His heart and his mind.
All his life he'd been waiting to meet someone like her. He just never expected it to happen in a waterfront bar. He'd seen her and wanted her immediately, not recognizing himself what it was he found so damned appealing about her. After three months of marriage, he knew. He'd been attracted to her innocence, her generosity of spirit and her awesome ability to love. For once in his life, Riley needed a woman to love him. Someone who belonged to him. Someone not bound to a memory.
He couldn't, he wouldn't share her.
But he did already.
As he lay next to Hannah, her measured, even breathing echoing in his ear, the implications of his situation pounded at his temples with the sharpness of a hangover.
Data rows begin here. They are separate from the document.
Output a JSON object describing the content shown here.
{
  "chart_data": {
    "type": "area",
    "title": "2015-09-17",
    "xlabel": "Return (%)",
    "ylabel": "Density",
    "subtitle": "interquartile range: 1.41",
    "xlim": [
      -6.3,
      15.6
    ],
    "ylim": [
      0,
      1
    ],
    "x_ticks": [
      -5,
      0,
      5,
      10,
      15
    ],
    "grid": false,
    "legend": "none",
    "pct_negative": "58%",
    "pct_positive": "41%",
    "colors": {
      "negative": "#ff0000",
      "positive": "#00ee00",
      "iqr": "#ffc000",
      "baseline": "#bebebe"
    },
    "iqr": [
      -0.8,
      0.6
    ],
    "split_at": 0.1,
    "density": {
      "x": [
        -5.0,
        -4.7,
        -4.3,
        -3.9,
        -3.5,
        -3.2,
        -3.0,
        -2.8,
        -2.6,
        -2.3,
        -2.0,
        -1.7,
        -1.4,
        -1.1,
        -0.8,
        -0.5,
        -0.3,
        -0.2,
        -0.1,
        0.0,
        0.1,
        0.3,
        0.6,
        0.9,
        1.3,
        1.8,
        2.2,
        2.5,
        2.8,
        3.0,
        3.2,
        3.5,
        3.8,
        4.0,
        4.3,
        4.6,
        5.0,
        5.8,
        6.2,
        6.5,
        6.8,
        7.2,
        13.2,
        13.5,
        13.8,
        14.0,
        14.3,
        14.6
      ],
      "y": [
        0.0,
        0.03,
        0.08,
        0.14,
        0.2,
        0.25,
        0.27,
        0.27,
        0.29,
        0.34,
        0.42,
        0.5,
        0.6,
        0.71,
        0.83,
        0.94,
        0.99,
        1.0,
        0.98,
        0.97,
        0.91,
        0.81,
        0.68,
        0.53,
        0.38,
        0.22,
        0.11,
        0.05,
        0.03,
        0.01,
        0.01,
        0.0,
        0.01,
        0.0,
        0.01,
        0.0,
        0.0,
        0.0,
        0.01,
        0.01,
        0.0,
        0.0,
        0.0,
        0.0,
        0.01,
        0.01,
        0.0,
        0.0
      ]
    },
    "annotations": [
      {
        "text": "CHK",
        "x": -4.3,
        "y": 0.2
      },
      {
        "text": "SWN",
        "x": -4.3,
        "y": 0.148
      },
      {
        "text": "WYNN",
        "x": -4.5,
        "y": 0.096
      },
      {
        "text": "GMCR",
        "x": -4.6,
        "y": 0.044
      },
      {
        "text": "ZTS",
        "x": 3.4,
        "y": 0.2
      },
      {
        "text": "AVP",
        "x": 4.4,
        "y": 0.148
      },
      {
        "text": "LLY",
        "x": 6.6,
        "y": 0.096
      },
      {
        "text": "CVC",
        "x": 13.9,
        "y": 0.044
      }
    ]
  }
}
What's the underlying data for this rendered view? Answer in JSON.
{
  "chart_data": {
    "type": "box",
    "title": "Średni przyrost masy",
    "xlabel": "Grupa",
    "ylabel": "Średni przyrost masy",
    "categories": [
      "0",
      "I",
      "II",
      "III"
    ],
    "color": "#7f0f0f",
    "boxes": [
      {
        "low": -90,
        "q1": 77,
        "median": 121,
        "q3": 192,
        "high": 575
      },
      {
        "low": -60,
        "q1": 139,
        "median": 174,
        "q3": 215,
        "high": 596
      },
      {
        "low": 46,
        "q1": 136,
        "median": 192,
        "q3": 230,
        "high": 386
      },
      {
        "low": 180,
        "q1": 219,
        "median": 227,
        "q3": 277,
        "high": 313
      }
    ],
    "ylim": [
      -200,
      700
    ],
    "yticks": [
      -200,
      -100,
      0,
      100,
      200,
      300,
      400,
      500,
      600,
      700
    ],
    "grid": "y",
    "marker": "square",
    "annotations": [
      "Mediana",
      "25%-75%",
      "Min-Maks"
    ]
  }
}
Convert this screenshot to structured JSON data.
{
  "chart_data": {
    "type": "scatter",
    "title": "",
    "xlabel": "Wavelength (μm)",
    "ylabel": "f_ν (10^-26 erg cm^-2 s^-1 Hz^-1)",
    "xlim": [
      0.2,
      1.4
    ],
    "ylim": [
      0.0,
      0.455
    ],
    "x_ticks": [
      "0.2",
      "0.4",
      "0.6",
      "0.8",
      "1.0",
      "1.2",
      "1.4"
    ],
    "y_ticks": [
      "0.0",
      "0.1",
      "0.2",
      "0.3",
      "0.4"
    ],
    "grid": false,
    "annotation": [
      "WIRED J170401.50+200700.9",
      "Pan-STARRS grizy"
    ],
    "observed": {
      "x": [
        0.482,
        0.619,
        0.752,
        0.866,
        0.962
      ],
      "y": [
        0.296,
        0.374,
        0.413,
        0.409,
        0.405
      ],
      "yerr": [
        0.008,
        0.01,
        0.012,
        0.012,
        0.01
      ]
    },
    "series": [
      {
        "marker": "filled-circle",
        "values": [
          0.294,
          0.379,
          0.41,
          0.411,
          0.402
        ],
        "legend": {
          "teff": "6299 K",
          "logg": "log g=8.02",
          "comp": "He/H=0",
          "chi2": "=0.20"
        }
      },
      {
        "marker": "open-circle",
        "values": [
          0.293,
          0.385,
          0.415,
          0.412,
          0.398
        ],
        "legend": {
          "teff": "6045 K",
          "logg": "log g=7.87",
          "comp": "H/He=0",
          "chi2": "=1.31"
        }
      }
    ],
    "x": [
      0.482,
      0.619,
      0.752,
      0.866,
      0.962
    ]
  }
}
He could fight her love for Jerry, do everything he could to wipe out the other man's memory. In essence Riley could shadow-box with a dead man. Or he could accept her love for the seminary student and go on, doing his utmost to be the best husband he knew how to be – always knowing, always conscious that he was a damn poor second choice.
The choice, however, had already been made. The gold wedding band on his finger was reminder enough of that. The child growing in Hannah's womb convinced him there could be no turning back now. That being the situation, the best Riley could hope for was that, in time, she'd be able to look past the hard outer crust he wore like battle armor and come to love him, too.
Love.
No one had told him it was such a painful emotion. Powerful enough to break a man, topple him from his prideful perch and leave him shaken and unsure. Riley loved Hannah and their unborn child beyond reason. Enough to cast, all pride aside.
She stirred and rolled closer to him, draping her arm across his stomach. Her bare legs scooted next to his as she drew in a deep, even breath. Lying as she was, her stomach nestled against his side, reminded him how grateful he was that she hadn't lost Junior. He'd never experienced such panic as he had the night he'd driven her to the hospital.